My second favorite is Foal’s Bread by Gillian Mears. It is set in northern NSW from the Second World War onwards and takes us through the lives of three generations of the Nancarrow family, famous for their horse jumping at country shows. Mears’ clear-eyed unsentimentality for her characters, their tough lives and the changes wrought by war and progress is a breath of fresh air and the lyricism she brings to the landscape (and the way the horses’ hooves pound the hard earth of One Tree, the Nancarrow property) has stayed with me a long time after finishing the book. I’ve just given it to my mother for her birthday and she is loving it.
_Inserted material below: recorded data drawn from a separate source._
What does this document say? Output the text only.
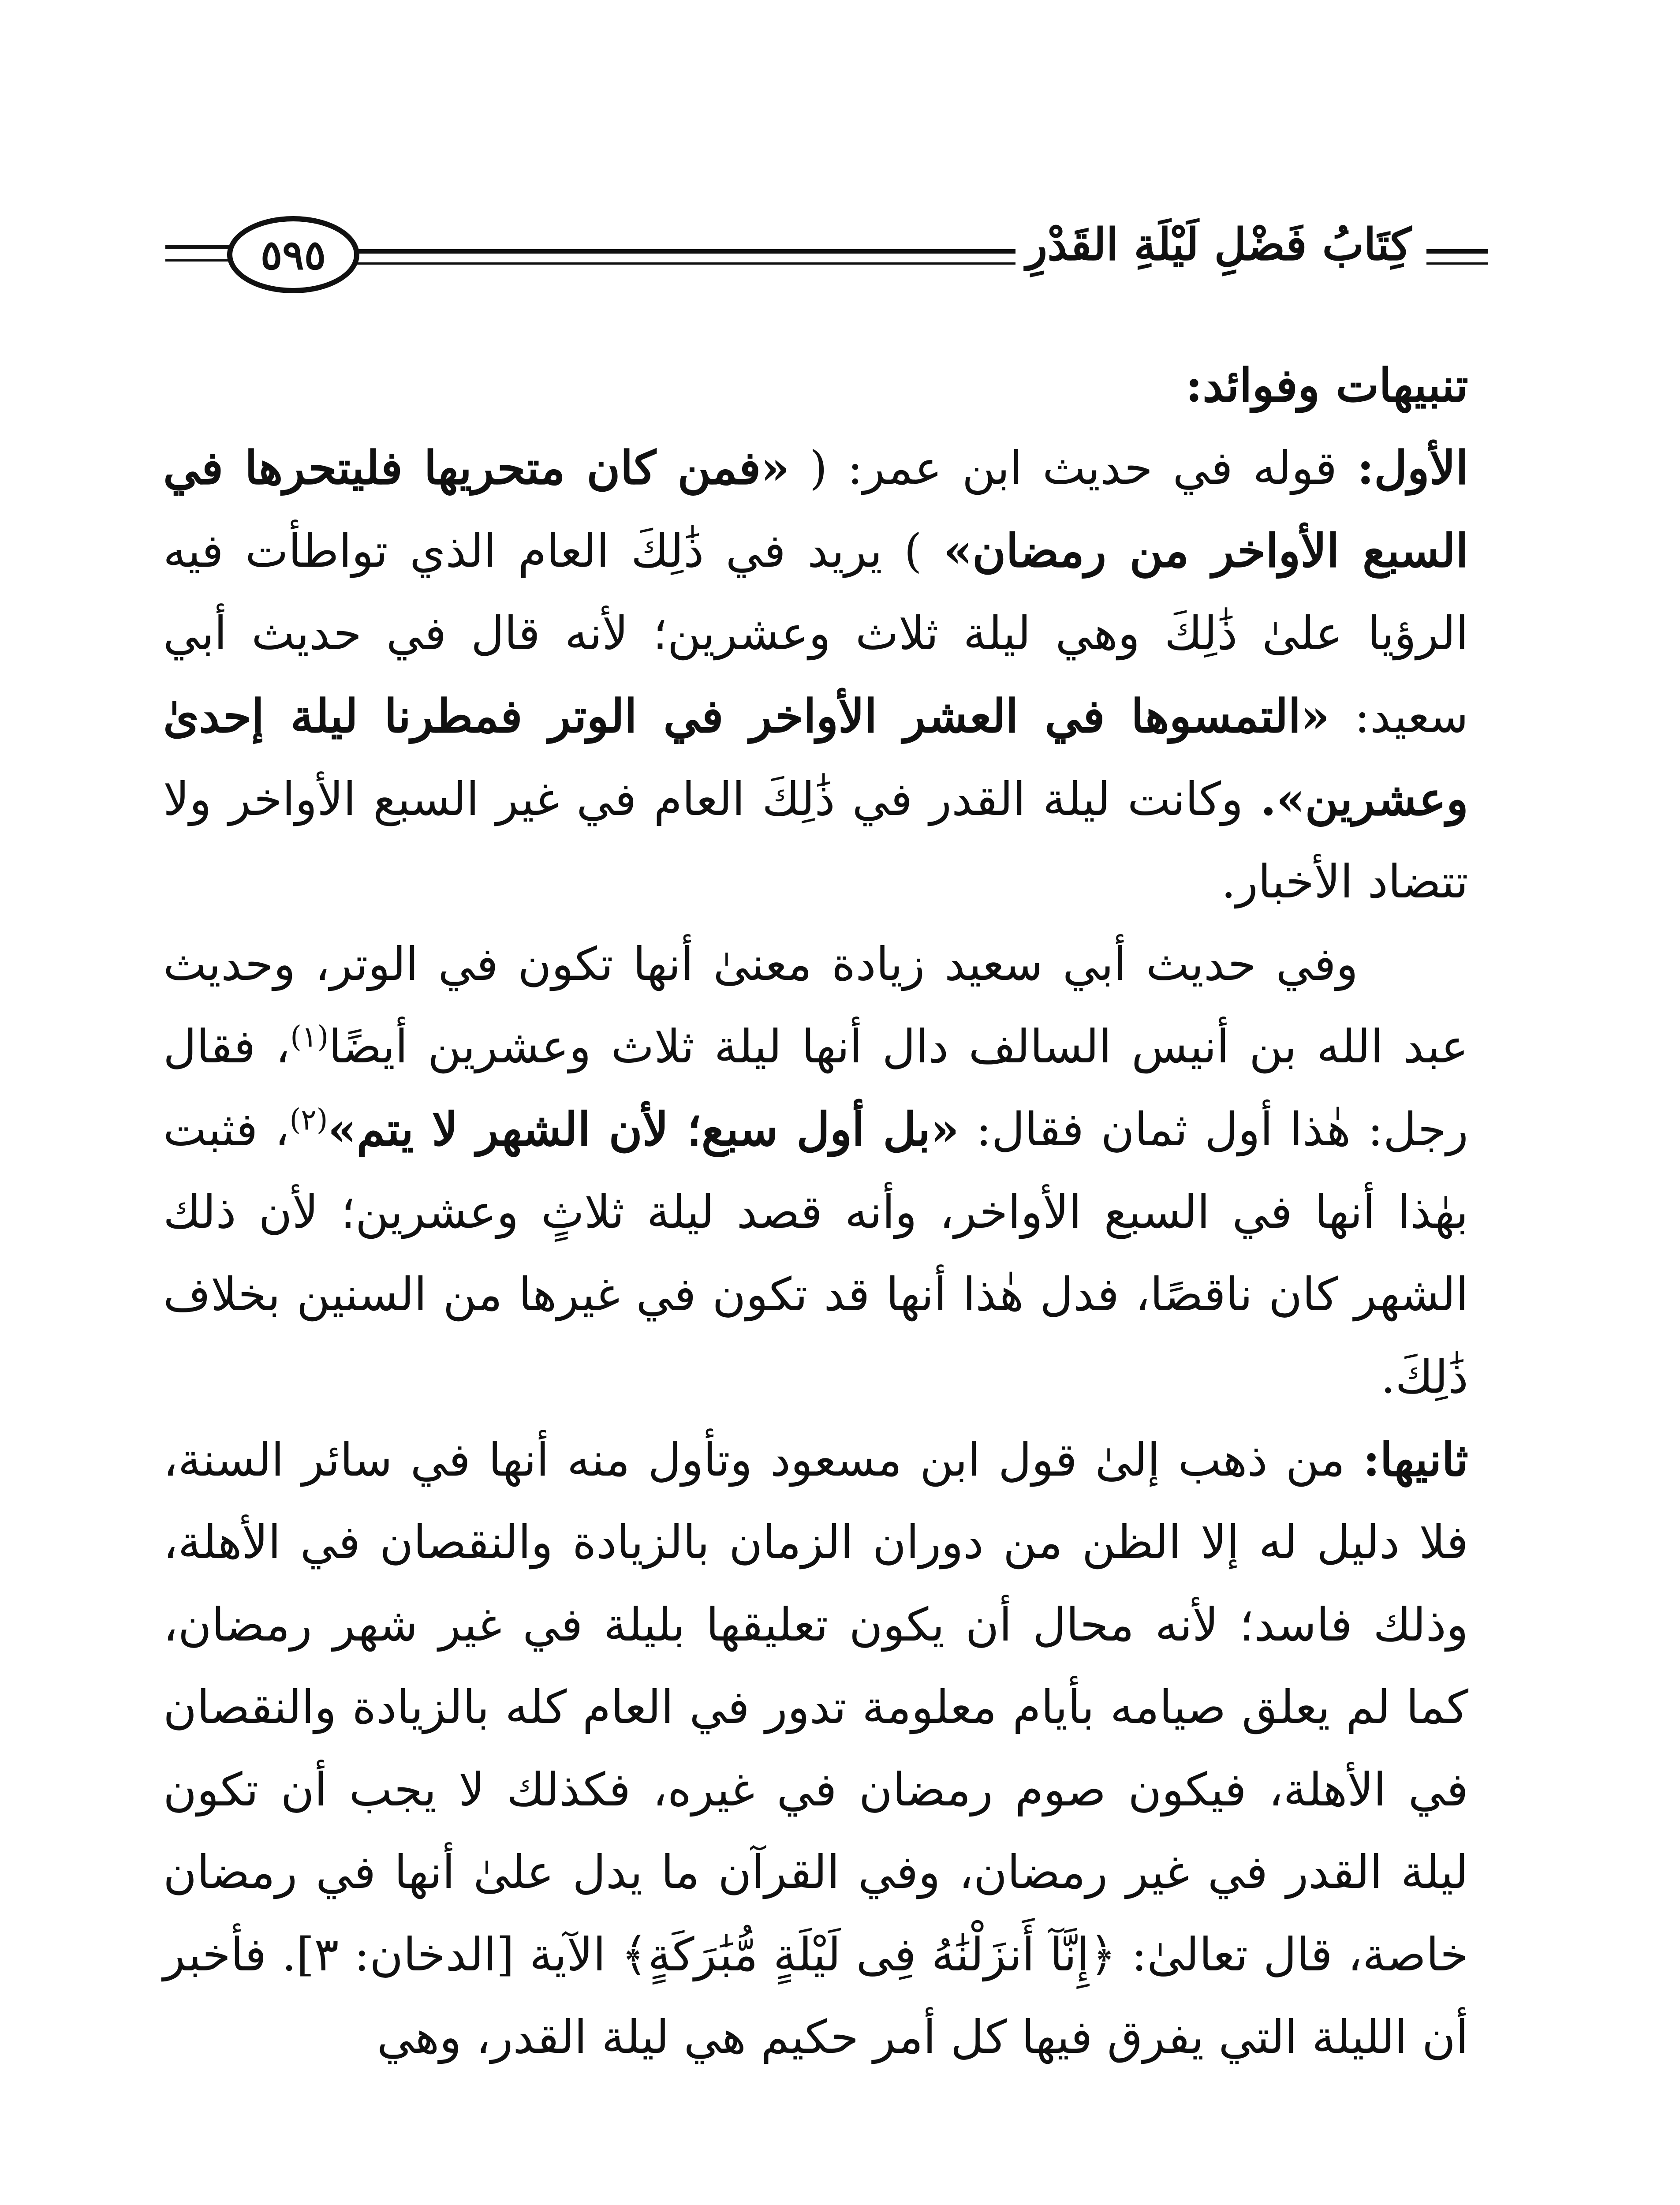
٥٩٥	كِتَابُ فَضْلِ لَيْلَةِ القَدْرِ

تنبيهات وفوائد:

الأول: قوله في حديث ابن عمر: ( «فمن كان متحريها فليتحرها في السبع الأواخر من رمضان» ) يريد في ذَٰلِكَ العام الذي تواطأت فيه الرؤيا علىٰ ذَٰلِكَ وهي ليلة ثلاث وعشرين؛ لأنه قال في حديث أبي سعيد: «التمسوها في العشر الأواخر في الوتر فمطرنا ليلة إحدىٰ وعشرين». وكانت ليلة القدر في ذَٰلِكَ العام في غير السبع الأواخر ولا تتضاد الأخبار.

وفي حديث أبي سعيد زيادة معنىٰ أنها تكون في الوتر، وحديث عبد الله بن أنيس السالف دال أنها ليلة ثلاث وعشرين أيضًا$^{(١)}$، فقال رجل: هٰذا أول ثمان فقال: «بل أول سبع؛ لأن الشهر لا يتم»$^{(٢)}$، فثبت بهٰذا أنها في السبع الأواخر، وأنه قصد ليلة ثلاثٍ وعشرين؛ لأن ذلك الشهر كان ناقصًا، فدل هٰذا أنها قد تكون في غيرها من السنين بخلاف ذَٰلِكَ.

ثانيها: من ذهب إلىٰ قول ابن مسعود وتأول منه أنها في سائر السنة، فلا دليل له إلا الظن من دوران الزمان بالزيادة والنقصان في الأهلة، وذلك فاسد؛ لأنه محال أن يكون تعليقها بليلة في غير شهر رمضان، كما لم يعلق صيامه بأيام معلومة تدور في العام كله بالزيادة والنقصان في الأهلة، فيكون صوم رمضان في غيره، فكذلك لا يجب أن تكون ليلة القدر في غير رمضان، وفي القرآن ما يدل علىٰ أنها في رمضان خاصة، قال تعالىٰ: ﴿إِنَّآ أَنزَلْنَٰهُ فِى لَيْلَةٍ مُّبَٰرَكَةٍ﴾ الآية [الدخان: ٣]. فأخبر أن الليلة التي يفرق فيها كل أمر حكيم هي ليلة القدر، وهي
Favel Parrett’s debut novel Past the Shallows was a complete surprise. Yes, it is a story we have heard before – three brothers, a bitter father, a dead mother, and the remoteness of far south Tasmania and Bruny Island. But, Parrett tells her story with an emotional authenticity and clarity that kept me reading the whole book in one sitting. It is also suitable for the more mature 16+ readers who want something a bit real and dark.
I know I’m late to the party, (and yes, he is a New Zealander) but I discovered Lloyd Jones this year. His latest, Hand Me Down World, is a cracker of a read. Jones sets us up for a straightforward crime novel but weaves in a story of a woman searching for her baby son against the contemporary geopolitics of Europe and refugees in general. It is on my list to re-read over summer.
And the book that is going to be the Christmas present for each of my family members this year is Thirty Australian Poets, edited by Felicity Plunkett. This collection of poets born since 1968 is elegant, sophisticated and crackles with energy, ideas and a worldliness that will inspire you. Australian poetry is clearly in good hands!